Bacteriophage Therapy Testing Against Shigella flexneri in a Novel Human Intestinal Organoid-Derived Infection Model

Objective: Enteric bacterial pathogens cause diarrheal disease and mortality at significant rates throughout the world, particularly in children younger than 5 years. Our ability to combat bacterial pathogens has been hindered by antibiotic resistance, a lack of effective vaccines, and accurate models of infection. With the renewed interest in bacteriophage therapy, we sought to use a novel human intestinal model to investigate the efficacy of a newly isolated bacteriophage against Shigella flexneri.
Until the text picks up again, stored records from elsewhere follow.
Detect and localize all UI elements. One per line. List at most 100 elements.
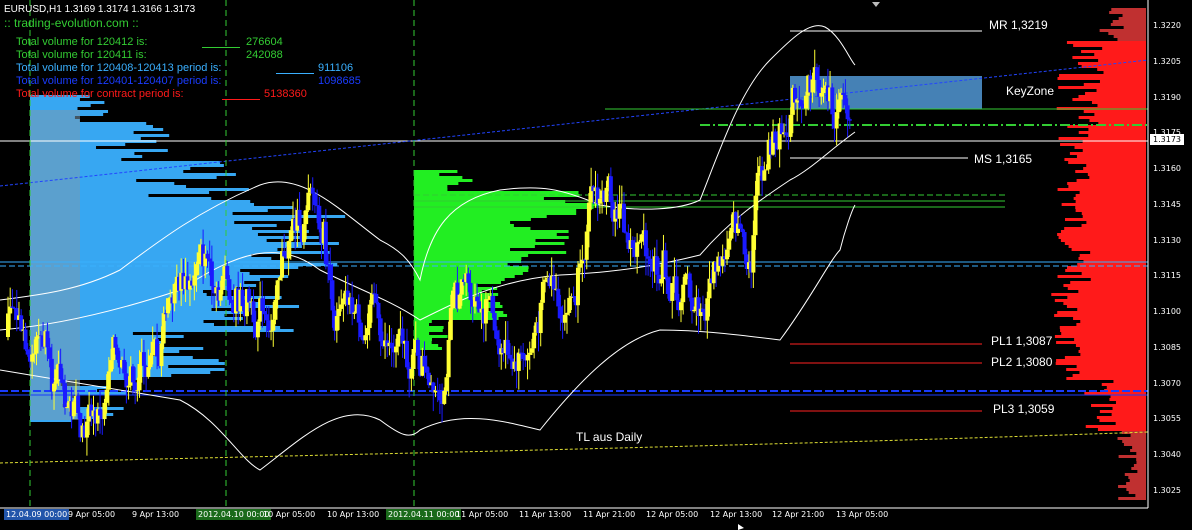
bear-candle (19, 315, 24, 331)
bear-candle (209, 261, 214, 287)
bull-candle (6, 313, 10, 337)
contract-volume-bar (1086, 164, 1146, 167)
contract-volume-bar (1056, 359, 1146, 362)
daily-volume-bar (414, 278, 505, 281)
bear-candle (700, 308, 705, 313)
contract-volume-bar (1068, 185, 1146, 188)
price-tick-label: 1.3130 (1153, 235, 1181, 245)
volume-row-week: Total volume for 120408-120413 period is… (16, 62, 353, 74)
bear-candle (76, 396, 81, 414)
bull-candle (755, 172, 760, 196)
bull-candle (635, 242, 640, 257)
contract-volume-bar (1078, 257, 1146, 260)
contract-volume-bar (1082, 215, 1146, 218)
daily-volume-bar (414, 332, 430, 335)
price-tick-label: 1.3145 (1153, 199, 1181, 209)
bull-candle (275, 280, 280, 300)
contract-volume-bar (1090, 251, 1146, 254)
volume-underline (202, 36, 240, 48)
contract-volume-bar (1057, 275, 1146, 278)
bull-candle (30, 354, 35, 362)
bull-candle (334, 316, 339, 331)
bear-candle (622, 203, 627, 233)
bull-candle (71, 401, 76, 417)
contract-volume-bar (1136, 458, 1146, 461)
contract-volume-bar (1071, 248, 1146, 251)
contract-volume-bar (1068, 245, 1146, 248)
bear-candle (227, 279, 232, 300)
bear-candle (240, 289, 245, 307)
contract-volume-bar (1097, 104, 1146, 107)
bull-candle (34, 336, 39, 354)
contract-volume-bar (1126, 488, 1146, 491)
contract-volume-bar (1055, 362, 1146, 365)
bull-candle (725, 249, 730, 260)
bull-candle (301, 224, 306, 243)
contract-volume-bar (1075, 194, 1146, 197)
bull-candle (442, 390, 447, 404)
contract-volume-bar (1135, 494, 1146, 497)
bull-candle (727, 238, 732, 250)
bear-candle (508, 354, 513, 359)
contract-volume-bar (1099, 410, 1146, 413)
bull-candle (584, 231, 589, 260)
bear-candle (23, 329, 28, 350)
contract-volume-bar (1123, 443, 1146, 446)
daily-volume-bar (414, 203, 601, 206)
bull-candle (753, 195, 758, 236)
contract-volume-bar (1118, 497, 1146, 500)
bear-candle (350, 297, 355, 314)
bear-candle (317, 205, 322, 230)
daily-volume-bar (414, 182, 459, 185)
level-label-pl1: PL1 1,3087 (991, 334, 1053, 348)
time-tick-label: 2012.04.11 00:00 (386, 509, 462, 520)
chart-area[interactable]: EURUSD,H1 1.3169 1.3174 1.3166 1.3173 ::… (0, 0, 1192, 530)
bear-candle (225, 265, 230, 280)
contract-volume-bar (1066, 377, 1146, 380)
bear-candle (799, 100, 804, 107)
bear-candle (468, 282, 473, 301)
contract-volume-bar (1074, 146, 1146, 149)
time-tick-label: 11 Apr 05:00 (456, 510, 509, 519)
bull-candle (637, 241, 642, 243)
bull-candle (269, 330, 274, 332)
bull-candle (565, 312, 570, 315)
bear-candle (262, 311, 267, 315)
contract-volume-bar (1111, 413, 1146, 416)
bull-candle (396, 334, 401, 347)
contract-volume-bar (1133, 464, 1146, 467)
time-tick-label: 9 Apr 13:00 (132, 510, 180, 519)
weekly-volume-bar (30, 104, 91, 107)
bear-candle (260, 298, 265, 312)
bull-candle (764, 169, 769, 171)
bear-candle (389, 342, 394, 349)
bull-candle (810, 79, 815, 93)
daily-volume-bar (414, 191, 579, 194)
bear-candle (45, 331, 50, 348)
contract-volume-bar (1115, 422, 1146, 425)
bear-candle (264, 314, 269, 321)
contract-volume-bar (1054, 314, 1146, 317)
bear-candle (130, 366, 135, 383)
level-label-keyzone: KeyZone (1006, 84, 1055, 98)
bear-candle (60, 379, 65, 384)
bear-candle (654, 256, 659, 275)
bear-candle (663, 250, 668, 278)
contract-volume-bar (1066, 305, 1146, 308)
price-tick-label: 1.3070 (1153, 378, 1181, 388)
contract-volume-bar (1101, 383, 1146, 386)
contract-volume-bar (1097, 68, 1146, 71)
price-tick-label: 1.3085 (1153, 342, 1181, 352)
bear-candle (689, 297, 694, 312)
bear-candle (124, 373, 129, 388)
price-tick-label: 1.3025 (1153, 486, 1181, 495)
contract-volume-bar (1075, 200, 1146, 203)
volume-row-label: Total volume for 120401-120407 period is… (16, 75, 222, 87)
contract-volume-bar (1131, 467, 1146, 470)
contract-volume-bar (1076, 365, 1146, 368)
contract-volume-bar (1130, 434, 1146, 437)
contract-volume-bar (1118, 17, 1146, 20)
bear-candle (845, 105, 850, 120)
bull-candle (102, 402, 107, 420)
contract-volume-bar (1102, 47, 1146, 50)
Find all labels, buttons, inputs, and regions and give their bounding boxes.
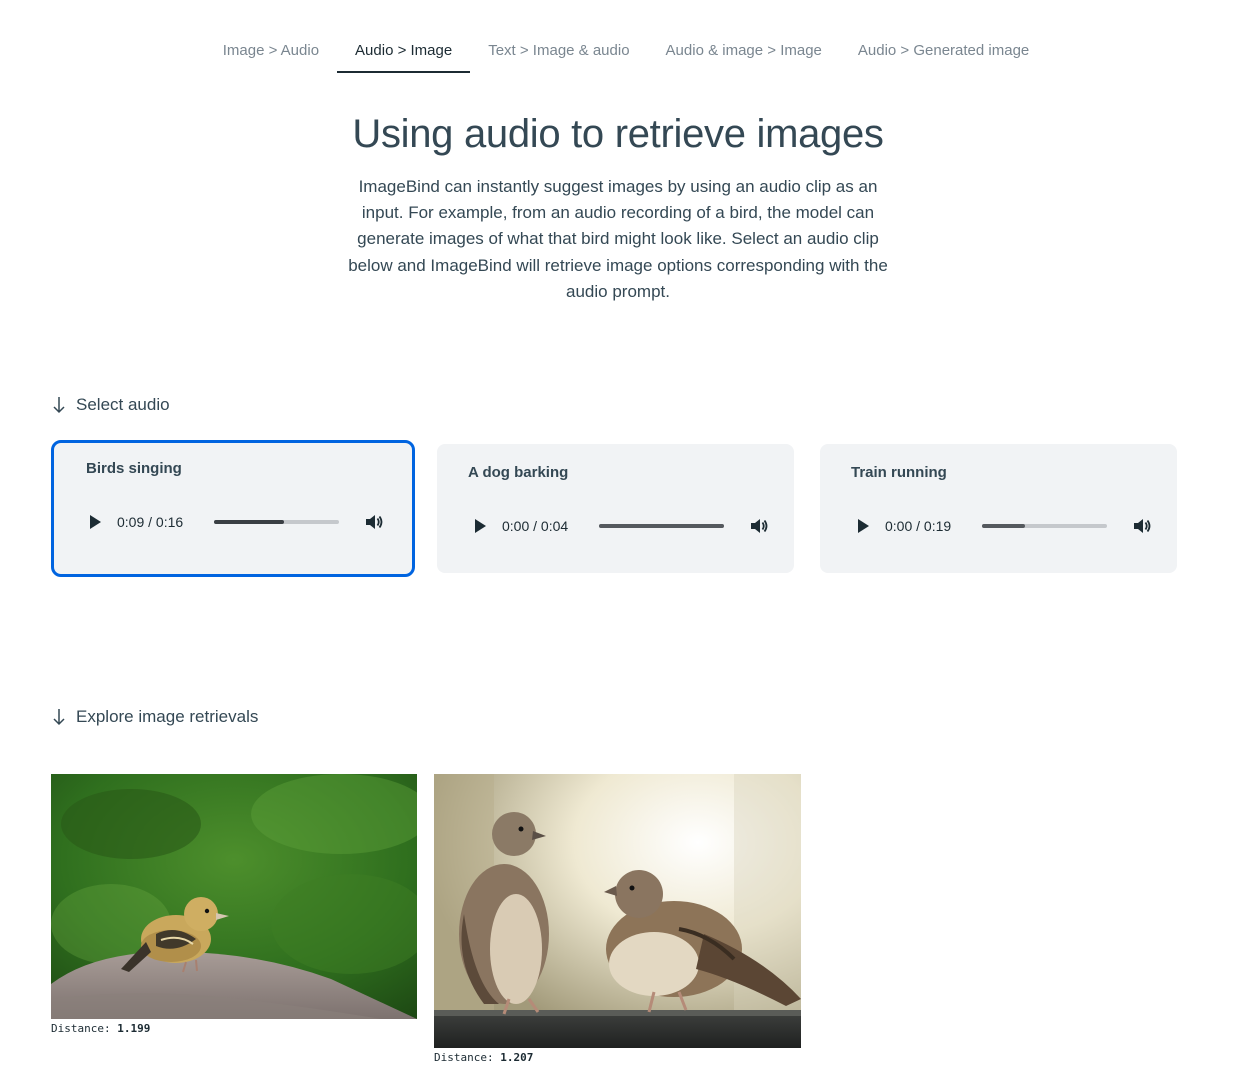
arrow-down-icon [53, 397, 65, 414]
audio-seek-slider[interactable] [214, 520, 339, 524]
distance-label: Distance: [51, 1022, 111, 1035]
audio-time: 0:00 / 0:04 [502, 518, 569, 534]
play-icon[interactable] [86, 513, 104, 531]
retrieval-mode-tabs: Image > Audio Audio > Image Text > Image… [0, 32, 1252, 73]
tab-text-to-image-audio[interactable]: Text > Image & audio [470, 32, 647, 73]
page-title: Using audio to retrieve images [352, 112, 884, 156]
tab-audio-to-image[interactable]: Audio > Image [337, 32, 471, 73]
audio-progress-fill [214, 520, 284, 524]
audio-card-title: Birds singing [86, 460, 182, 477]
select-audio-heading: Select audio [52, 395, 170, 415]
audio-player: 0:00 / 0:04 [471, 516, 770, 536]
audio-time: 0:09 / 0:16 [117, 514, 184, 530]
distance-readout: Distance: 1.199 [51, 1022, 417, 1035]
distance-readout: Distance: 1.207 [434, 1051, 801, 1064]
volume-icon[interactable] [365, 512, 385, 532]
audio-player: 0:00 / 0:19 [854, 516, 1153, 536]
audio-seek-slider[interactable] [982, 524, 1107, 528]
tab-image-to-audio[interactable]: Image > Audio [205, 32, 337, 73]
play-icon[interactable] [471, 517, 489, 535]
retrieval-result: Distance: 1.199 [51, 774, 417, 1035]
explore-retrievals-heading: Explore image retrievals [52, 707, 258, 727]
distance-value: 1.199 [117, 1022, 151, 1035]
retrieved-image-sparrows[interactable] [434, 774, 801, 1048]
tab-audio-image-to-image[interactable]: Audio & image > Image [648, 32, 840, 73]
retrieval-result: Distance: 1.207 [434, 774, 801, 1064]
audio-card-title: A dog barking [468, 464, 569, 481]
play-icon[interactable] [854, 517, 872, 535]
retrieved-image-finch[interactable] [51, 774, 417, 1019]
explore-retrievals-label: Explore image retrievals [76, 707, 259, 726]
audio-card-dog-barking[interactable]: A dog barking 0:00 / 0:04 [437, 444, 794, 573]
tab-audio-to-generated-image[interactable]: Audio > Generated image [840, 32, 1047, 73]
audio-progress-fill [599, 524, 724, 528]
volume-icon[interactable] [1133, 516, 1153, 536]
audio-player: 0:09 / 0:16 [86, 512, 385, 532]
select-audio-label: Select audio [76, 395, 170, 414]
volume-icon[interactable] [750, 516, 770, 536]
audio-card-birds-singing[interactable]: Birds singing 0:09 / 0:16 [51, 440, 415, 577]
audio-time: 0:00 / 0:19 [885, 518, 952, 534]
arrow-down-icon [53, 709, 65, 726]
page-description: ImageBind can instantly suggest images b… [348, 177, 888, 301]
audio-card-train-running[interactable]: Train running 0:00 / 0:19 [820, 444, 1177, 573]
audio-progress-fill [982, 524, 1025, 528]
audio-card-title: Train running [851, 464, 947, 481]
distance-label: Distance: [434, 1051, 494, 1064]
distance-value: 1.207 [500, 1051, 534, 1064]
audio-seek-slider[interactable] [599, 524, 724, 528]
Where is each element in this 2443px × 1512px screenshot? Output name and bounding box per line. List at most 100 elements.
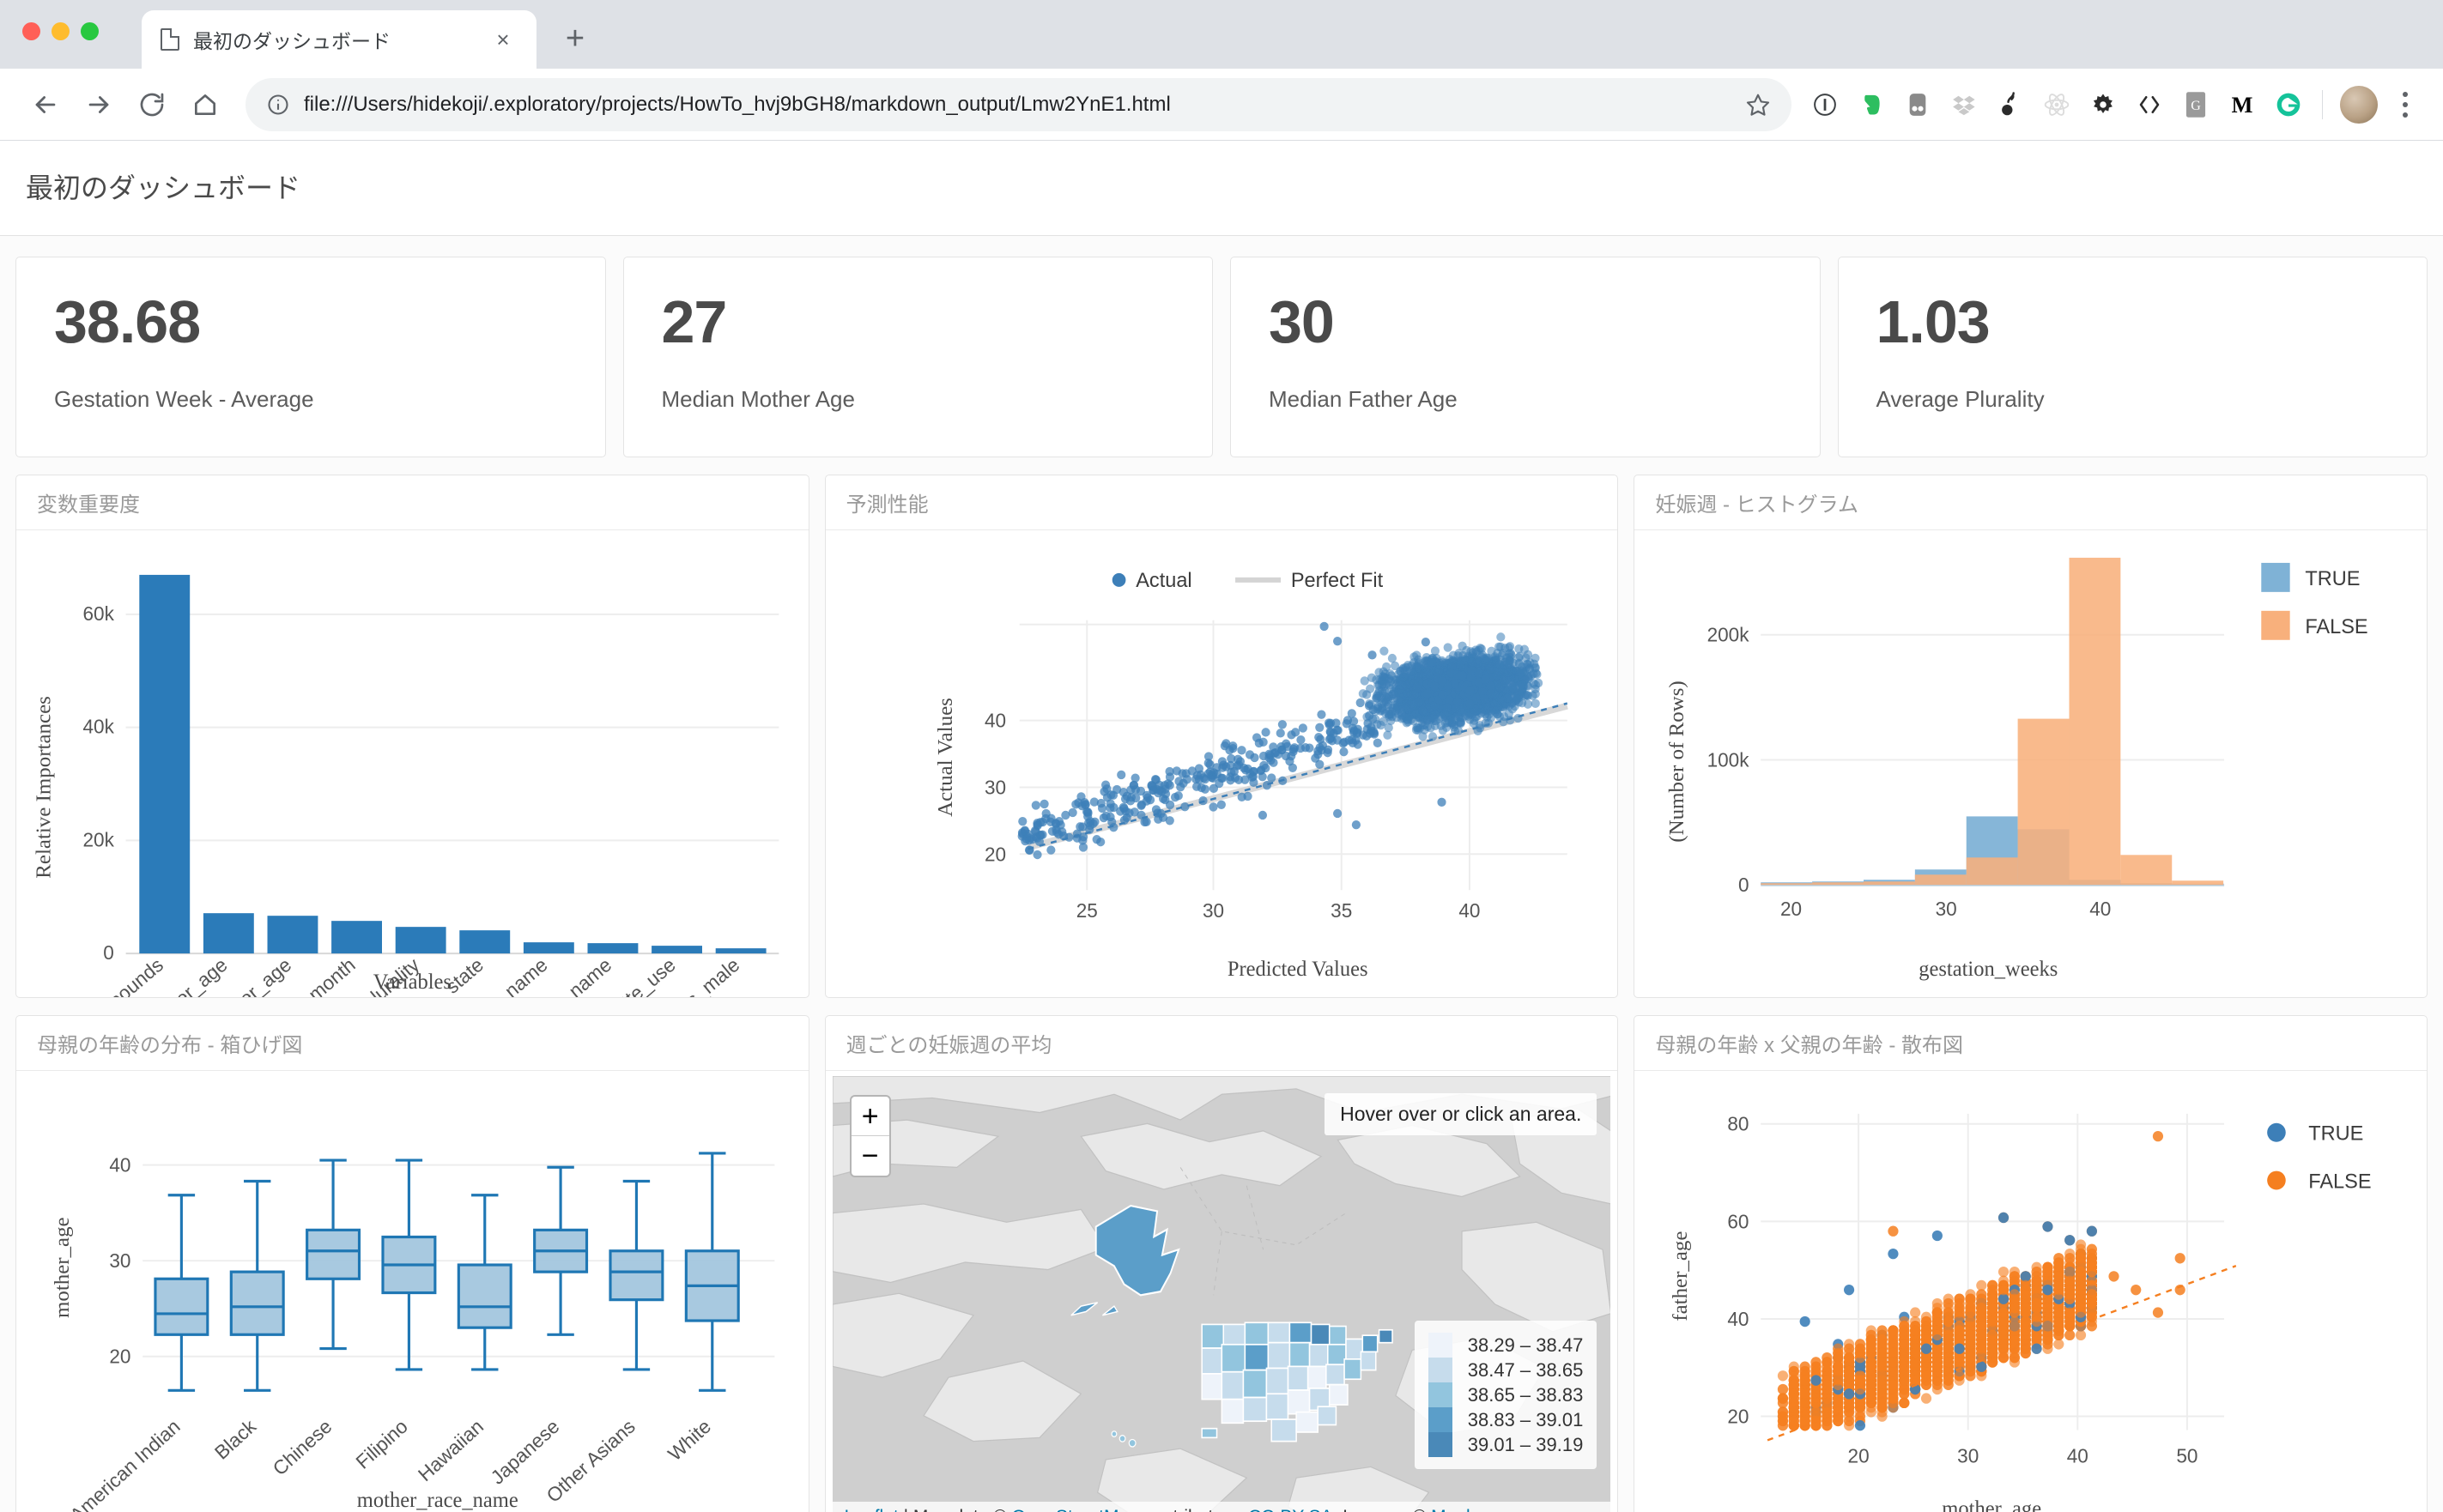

Methods: An S. flexneri 2457T-specific bacteriophage was isolated and assessed through kill curve experiments and infection assays with colorectal adenocarcinoma HT-29 cells and a novel human intestinal organoid-derived epithelial monolayer model. In our treatment protocol, organoids were generated from intestinal crypt stem cells, expanded in culture, and seeded onto transwells to establish 2-dimensional monolayers that differentiate into intestinal cells. Results: The isolated bacteriophage efficiently killed S. flexneri 2457T, other S. flexneri strains, and a strain of 2457T harboring an antibiotic resistance cassette. Analyses with laboratory and commensal Escherichia coli strains demonstrated that the bacteriophage was specific to S. flexneri, as observed under co-culture conditions. Importantly, the bacteriophage prevented both S. flexneri 2457T epithelial cell adherence and invasion in both infection models. Conclusions: Bacteriophages offer feasible alternatives to antibiotics for eliminating enteric pathogens, confirmed here by the bacteriophage-targeted killing of S. flexneri. Furthermore, application of the organoid model has provided important insight into Shigella pathogenesis and bacteriophage-dependent intervention strategies. The screening platform described herein provides proof-of-concept analysis for the development of novel bacteriophage therapies to target antibiotic-resistant pathogens.